Mi-2 beta is the main component of the nucleosome remodeling and deacetylase complex and plays an important role in epigenetic transcriptional repression. Here we show that the amino-terminal and carboxyl-terminal regions of Mi-2 beta have distinct transcriptional activities and bind to BRG1, a component of the SWI/SNF complex, and the RET finger protein (RFP), respectively. Analysis by luciferase reporter assay revealed that the amino-terminal region of Mi-2 beta has a strong transactivating ability, whereas its carboxyl-terminal region has transcriptional repressive activity.

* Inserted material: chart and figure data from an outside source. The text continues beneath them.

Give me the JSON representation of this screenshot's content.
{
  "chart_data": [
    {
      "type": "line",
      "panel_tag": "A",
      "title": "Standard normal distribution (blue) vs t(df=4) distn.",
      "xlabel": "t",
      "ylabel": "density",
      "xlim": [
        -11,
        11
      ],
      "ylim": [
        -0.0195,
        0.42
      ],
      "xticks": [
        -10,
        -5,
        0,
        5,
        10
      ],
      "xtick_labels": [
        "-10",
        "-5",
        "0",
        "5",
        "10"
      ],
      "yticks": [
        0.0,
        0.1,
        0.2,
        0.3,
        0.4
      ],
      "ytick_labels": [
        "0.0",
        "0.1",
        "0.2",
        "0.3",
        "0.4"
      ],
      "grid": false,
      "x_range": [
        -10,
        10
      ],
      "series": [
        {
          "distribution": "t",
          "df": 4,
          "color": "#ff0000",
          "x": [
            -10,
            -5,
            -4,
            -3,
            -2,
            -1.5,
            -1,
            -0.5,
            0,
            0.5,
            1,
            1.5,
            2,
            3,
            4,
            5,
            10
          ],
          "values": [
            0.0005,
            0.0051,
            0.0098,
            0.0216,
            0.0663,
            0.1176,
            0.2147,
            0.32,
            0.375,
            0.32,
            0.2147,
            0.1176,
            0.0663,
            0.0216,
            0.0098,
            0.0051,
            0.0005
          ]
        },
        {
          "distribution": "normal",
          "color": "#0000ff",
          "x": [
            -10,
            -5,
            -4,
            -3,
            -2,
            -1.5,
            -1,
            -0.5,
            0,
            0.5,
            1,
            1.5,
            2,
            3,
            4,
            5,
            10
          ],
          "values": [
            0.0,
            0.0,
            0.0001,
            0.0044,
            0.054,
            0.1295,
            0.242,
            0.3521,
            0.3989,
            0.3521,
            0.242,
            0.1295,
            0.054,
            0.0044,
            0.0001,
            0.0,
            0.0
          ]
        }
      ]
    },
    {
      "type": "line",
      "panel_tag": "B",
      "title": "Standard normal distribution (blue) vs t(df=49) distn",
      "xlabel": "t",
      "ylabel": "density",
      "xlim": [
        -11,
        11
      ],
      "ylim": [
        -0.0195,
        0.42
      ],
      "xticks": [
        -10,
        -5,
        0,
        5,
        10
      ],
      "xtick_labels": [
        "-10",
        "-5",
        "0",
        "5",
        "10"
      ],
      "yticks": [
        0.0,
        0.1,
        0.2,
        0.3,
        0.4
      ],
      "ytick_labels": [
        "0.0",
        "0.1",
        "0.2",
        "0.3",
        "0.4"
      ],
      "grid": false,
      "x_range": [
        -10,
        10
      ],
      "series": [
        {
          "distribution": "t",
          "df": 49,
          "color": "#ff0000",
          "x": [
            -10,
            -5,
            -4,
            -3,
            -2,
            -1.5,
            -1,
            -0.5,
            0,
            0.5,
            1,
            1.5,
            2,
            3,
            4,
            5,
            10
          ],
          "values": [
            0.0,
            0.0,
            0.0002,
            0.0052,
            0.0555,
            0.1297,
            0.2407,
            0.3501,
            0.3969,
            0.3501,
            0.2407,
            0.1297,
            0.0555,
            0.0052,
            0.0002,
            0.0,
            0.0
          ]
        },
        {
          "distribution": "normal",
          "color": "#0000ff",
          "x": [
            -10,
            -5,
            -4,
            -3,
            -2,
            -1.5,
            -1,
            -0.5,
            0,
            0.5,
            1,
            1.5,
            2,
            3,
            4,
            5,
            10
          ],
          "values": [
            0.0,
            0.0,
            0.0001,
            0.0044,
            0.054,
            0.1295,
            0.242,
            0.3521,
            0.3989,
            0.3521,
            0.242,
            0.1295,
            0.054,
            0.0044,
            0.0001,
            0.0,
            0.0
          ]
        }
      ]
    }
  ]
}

Co-localization and association of Mi-2, RFP, and histone deacetylase 1 suggested that these proteins cooperate in transcriptional repression. Furthermore, the functional importance of the association of Mi-2 beta and RFP was confirmed by using Rfp-/- fibroblasts. On the other hand, we demonstrated that Mi-2 and BRG1 were associated with each other and that the bromodomain region of BRG1 strongly suppressed transactivation by the amino-terminal region of Mi-2 beta. The findings that Mi-2 beta interacts with both transactivating and repressing proteins and directly associates with another chromatin remodeling protein, BRG1, provide new insight into the formation of multiprotein supercomplex involved in transcriptional regulation.